We’re all used to having Wi-Fi in our homes, but the next generation of the technology could really take things to the next level.
802.11ac, dubbed 5G Wi-Fi, promises even faster wireless connections, better reliability and it’ll even use less power to boot. Range will also be increased, so you can use your devices even further away from your front door or at the bottom of your garden.
Why bother with 5G?
The big advantage over existing 802.11g and 802.11n networks is that it should be far better for high-end online gaming and HD video streaming. Currently even the best Wi-Fi can struggle with several HD video streams and, as our demands for online and streamed media increase, so will our want for reliability. 802.11ac will provide this.
The fastest current 802.11n Wi-Fi can reach speeds of around 150Mbps with one antenna, 300Mbps with two and 450Mbps with three antennas – how many antenna you have depends on the type of router you have (you can usually tell by cost, though that isn’t the whole story).
802.11ac is about three times faster – so that’s means speeds of 450Mbps, 900Mbps and 1.3Gbps respectively; quite remarkable.
However, it’s worth bearing in mind that all these speeds are theoretical; you won’t actually reach that amount of throughput, while things also depend on what other wireless devices you’ve got in your home and other networks in your surrounding area.
Routers and antennas
802.11ac routers will be able to use more antennas than today’s 802.11n routers: as many as eight antennas could be inside your next device depending on the level of device you choose to buy.
Older wireless routers – those of 802.11n and older standards – use the 2.4GHz spectrum. 802.11ac will use the 5GHz spectrum, so there will be less chance of interference.
Your microwave, cordless phone and other domestic wireless devices all work using signals in the 2.4GHz spectrum band, so it is pretty crowded.

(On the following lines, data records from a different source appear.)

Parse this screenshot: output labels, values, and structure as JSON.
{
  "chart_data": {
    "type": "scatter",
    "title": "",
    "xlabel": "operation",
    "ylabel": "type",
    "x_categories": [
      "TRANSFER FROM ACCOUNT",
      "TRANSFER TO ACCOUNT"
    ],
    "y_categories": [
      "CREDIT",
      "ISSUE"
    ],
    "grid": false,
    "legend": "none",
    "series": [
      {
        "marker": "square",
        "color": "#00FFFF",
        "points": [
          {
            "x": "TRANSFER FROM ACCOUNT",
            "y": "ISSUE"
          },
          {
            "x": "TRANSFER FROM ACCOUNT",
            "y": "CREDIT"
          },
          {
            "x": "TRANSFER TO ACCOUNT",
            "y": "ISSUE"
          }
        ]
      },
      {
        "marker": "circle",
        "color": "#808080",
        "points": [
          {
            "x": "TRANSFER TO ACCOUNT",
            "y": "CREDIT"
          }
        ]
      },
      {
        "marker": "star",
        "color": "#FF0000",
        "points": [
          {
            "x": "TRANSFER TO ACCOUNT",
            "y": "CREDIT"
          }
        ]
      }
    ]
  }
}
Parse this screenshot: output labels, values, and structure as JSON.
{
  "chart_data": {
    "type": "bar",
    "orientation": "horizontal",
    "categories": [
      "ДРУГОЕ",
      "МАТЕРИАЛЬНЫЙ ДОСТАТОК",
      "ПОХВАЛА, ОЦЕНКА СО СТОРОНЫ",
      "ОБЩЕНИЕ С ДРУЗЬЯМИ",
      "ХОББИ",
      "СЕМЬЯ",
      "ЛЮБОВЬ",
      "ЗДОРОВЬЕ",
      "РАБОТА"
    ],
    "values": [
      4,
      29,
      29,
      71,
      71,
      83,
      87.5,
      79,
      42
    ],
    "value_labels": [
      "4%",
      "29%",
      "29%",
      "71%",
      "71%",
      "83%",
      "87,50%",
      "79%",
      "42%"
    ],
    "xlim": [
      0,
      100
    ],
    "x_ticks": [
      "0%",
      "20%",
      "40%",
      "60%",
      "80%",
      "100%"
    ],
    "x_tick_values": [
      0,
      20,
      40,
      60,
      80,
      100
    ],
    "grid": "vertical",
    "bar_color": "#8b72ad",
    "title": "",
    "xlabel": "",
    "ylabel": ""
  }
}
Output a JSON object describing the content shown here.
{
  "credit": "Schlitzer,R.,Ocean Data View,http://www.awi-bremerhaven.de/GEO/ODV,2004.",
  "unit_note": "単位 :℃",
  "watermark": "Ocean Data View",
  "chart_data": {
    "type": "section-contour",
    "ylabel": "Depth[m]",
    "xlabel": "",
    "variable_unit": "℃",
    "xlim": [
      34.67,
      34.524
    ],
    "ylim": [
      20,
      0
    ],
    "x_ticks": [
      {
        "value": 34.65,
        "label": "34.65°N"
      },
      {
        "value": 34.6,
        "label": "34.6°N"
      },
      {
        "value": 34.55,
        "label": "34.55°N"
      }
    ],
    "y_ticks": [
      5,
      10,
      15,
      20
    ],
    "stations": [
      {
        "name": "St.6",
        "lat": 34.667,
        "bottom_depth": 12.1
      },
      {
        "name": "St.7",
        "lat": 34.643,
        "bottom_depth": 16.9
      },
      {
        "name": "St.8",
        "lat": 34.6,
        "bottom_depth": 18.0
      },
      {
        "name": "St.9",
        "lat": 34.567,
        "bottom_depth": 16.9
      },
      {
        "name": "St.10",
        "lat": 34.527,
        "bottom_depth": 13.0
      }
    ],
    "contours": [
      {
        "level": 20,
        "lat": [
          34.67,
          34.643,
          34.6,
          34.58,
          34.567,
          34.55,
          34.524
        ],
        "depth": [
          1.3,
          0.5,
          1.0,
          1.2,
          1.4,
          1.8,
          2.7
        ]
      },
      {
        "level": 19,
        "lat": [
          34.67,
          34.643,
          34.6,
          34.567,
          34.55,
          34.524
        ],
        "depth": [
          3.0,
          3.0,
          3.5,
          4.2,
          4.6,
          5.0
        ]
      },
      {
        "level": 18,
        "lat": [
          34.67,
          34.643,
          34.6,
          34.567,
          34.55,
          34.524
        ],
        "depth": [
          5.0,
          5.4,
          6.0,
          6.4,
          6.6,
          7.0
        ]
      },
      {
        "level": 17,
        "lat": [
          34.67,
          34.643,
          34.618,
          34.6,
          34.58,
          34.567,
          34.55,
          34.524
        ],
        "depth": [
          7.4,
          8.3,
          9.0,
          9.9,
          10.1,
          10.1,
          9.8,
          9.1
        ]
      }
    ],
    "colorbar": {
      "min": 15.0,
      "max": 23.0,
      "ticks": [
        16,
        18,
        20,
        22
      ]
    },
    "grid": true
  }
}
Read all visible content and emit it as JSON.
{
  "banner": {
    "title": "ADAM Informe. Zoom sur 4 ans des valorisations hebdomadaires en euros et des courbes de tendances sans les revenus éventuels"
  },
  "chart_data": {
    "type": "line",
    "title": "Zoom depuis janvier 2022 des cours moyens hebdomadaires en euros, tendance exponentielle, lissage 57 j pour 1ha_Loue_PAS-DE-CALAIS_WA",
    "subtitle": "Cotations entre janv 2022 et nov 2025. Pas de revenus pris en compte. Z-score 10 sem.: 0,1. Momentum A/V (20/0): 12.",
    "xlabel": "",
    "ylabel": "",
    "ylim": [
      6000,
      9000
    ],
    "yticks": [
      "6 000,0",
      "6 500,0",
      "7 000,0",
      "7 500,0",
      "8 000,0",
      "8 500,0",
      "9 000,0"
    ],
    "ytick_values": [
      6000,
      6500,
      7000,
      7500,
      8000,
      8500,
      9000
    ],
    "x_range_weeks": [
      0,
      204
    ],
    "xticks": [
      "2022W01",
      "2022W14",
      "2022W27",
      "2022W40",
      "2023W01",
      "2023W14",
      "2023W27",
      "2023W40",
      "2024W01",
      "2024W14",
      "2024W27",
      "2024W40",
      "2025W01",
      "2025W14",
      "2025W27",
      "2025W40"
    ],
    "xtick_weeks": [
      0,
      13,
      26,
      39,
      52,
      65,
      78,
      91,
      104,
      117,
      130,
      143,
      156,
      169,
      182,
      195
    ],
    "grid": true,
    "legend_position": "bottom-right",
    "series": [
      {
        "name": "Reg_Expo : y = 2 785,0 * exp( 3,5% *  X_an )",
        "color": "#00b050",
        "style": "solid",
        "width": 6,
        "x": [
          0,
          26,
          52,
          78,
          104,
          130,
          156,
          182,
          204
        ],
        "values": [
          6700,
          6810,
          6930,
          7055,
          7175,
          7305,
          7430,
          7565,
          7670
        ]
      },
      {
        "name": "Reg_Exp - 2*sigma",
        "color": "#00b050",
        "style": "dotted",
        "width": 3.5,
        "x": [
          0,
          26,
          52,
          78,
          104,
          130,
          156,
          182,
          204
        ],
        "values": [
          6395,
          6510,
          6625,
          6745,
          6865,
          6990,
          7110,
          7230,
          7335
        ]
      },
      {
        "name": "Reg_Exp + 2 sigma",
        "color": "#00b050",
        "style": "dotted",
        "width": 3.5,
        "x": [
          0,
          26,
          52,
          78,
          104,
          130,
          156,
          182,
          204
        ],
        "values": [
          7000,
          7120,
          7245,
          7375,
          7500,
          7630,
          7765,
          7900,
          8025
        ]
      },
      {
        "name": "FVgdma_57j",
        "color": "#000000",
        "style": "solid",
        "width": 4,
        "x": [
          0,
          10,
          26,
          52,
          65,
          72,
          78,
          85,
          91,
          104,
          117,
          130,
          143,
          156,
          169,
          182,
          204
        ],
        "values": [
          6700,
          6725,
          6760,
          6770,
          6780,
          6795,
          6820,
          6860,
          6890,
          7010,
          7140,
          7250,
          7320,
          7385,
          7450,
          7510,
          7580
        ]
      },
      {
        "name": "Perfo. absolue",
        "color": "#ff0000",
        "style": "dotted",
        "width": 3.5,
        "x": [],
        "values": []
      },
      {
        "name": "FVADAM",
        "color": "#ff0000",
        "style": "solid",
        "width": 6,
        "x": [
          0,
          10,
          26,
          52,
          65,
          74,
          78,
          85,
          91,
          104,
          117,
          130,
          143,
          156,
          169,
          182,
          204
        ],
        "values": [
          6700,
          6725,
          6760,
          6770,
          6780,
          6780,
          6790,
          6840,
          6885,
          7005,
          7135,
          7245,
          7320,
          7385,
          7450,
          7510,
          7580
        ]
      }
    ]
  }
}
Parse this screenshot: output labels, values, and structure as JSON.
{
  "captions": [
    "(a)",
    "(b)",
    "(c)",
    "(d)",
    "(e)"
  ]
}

The move to 5GHz should ease this.
And there’s more special technology inside the new 802.11c routers too. They will also be using special directional transmission and reception technology which is known as beamforming. This means that the router can sense devices around it and strengthen the appropriate antennae for best reception. The new kit will also work with older 802.11g and 802.11n kit.
When can i get it?
So when is it available? We’re beginning to see the first routers emerge from the likes of Netgear and Buffalo and we’ll see more emerge throughout the year. Pricing is going to be expensive to start with, around the £200 mark, though this will drop as the year goes on.
However, we don’t expect it to become commonplace for at least a couple of years from now – expect free routers you get with broadband connections to be 802.11n standard for a while yet.